Já no futebol, existe uma falta de interesse em mudanças para acabar principalmente, com erros de arbitragens. Neste caso acredito que interesses extra-campo falem mais alto. Às vezes o erro do árbitro a favor de um time grande convém para pessoas que por algum motivo, nutrem interesses no resultado da partida. A Caldense no sábado foi prejudicada pela arbitragem. Não foi nada gritante, nada que chamasse a atenção, poucos perceberam, mas foi. Os dois gols do Atlético Mineiro na partida surgiram de faltas invertidas pelo árbitro lá no campo de defesa da Veterana.
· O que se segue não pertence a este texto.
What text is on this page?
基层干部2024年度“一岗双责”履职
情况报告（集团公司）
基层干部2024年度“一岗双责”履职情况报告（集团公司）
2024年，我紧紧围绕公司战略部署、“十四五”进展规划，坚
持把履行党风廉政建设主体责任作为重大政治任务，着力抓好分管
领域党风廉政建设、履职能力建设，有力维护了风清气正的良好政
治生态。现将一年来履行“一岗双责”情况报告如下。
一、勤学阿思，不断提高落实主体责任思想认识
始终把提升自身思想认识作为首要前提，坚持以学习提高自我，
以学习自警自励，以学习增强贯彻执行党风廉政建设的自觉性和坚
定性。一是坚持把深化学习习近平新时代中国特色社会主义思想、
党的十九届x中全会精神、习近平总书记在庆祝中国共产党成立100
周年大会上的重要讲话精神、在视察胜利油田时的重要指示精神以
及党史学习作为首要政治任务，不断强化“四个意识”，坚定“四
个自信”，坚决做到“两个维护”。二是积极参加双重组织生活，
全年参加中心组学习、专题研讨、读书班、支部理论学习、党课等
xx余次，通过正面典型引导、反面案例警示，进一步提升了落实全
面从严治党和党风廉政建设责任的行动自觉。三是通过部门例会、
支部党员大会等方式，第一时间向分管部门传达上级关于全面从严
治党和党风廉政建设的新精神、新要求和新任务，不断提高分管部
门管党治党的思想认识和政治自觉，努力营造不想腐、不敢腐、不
Através destas faltas invertidas surgiram os gols do Galo. Lances assim passam despercebidos, mas fazem muita diferença. Com o Atlético em vantagem por 2x0, houve um pênalti claro que poderia aumentar ainda mais a vantagem do Galo. Este, o juiz não deu. Claro que não deu. Não precisava mais, o estrago estava feito. Ele  ainda saiu criticado pela imprensa da capital e pelo próprio Atlético, deixando ainda mais despercebidos os erros lá no primeiro tempo, quando a vitória atleticana foi construída. Para evitar fatos assim, o futebol teria que recorrer a recursos tecnológicos. Deveria ainda contar com  mais árbitros dentro de campo com poderes de decisão na hora que um lance duvidoso. Seria bom para todos. Não é legal ver seu time perder ou até mesmo vencer por causa de erros pequenos de arbitragem. É muito poder para uma pessoa só. Mas, como disse anteriormente, mudanças nem sempre são bem vistas pelos comandantes do nosso futebol. Alguém duvida, por exemplo, que se tivesse mais um árbitro com poder de decisão na linha atrás do gol do Tricordiano no domingo passado aqui em Poços, aquele pênalti escandaloso para o Vulcão não teria sido anotado?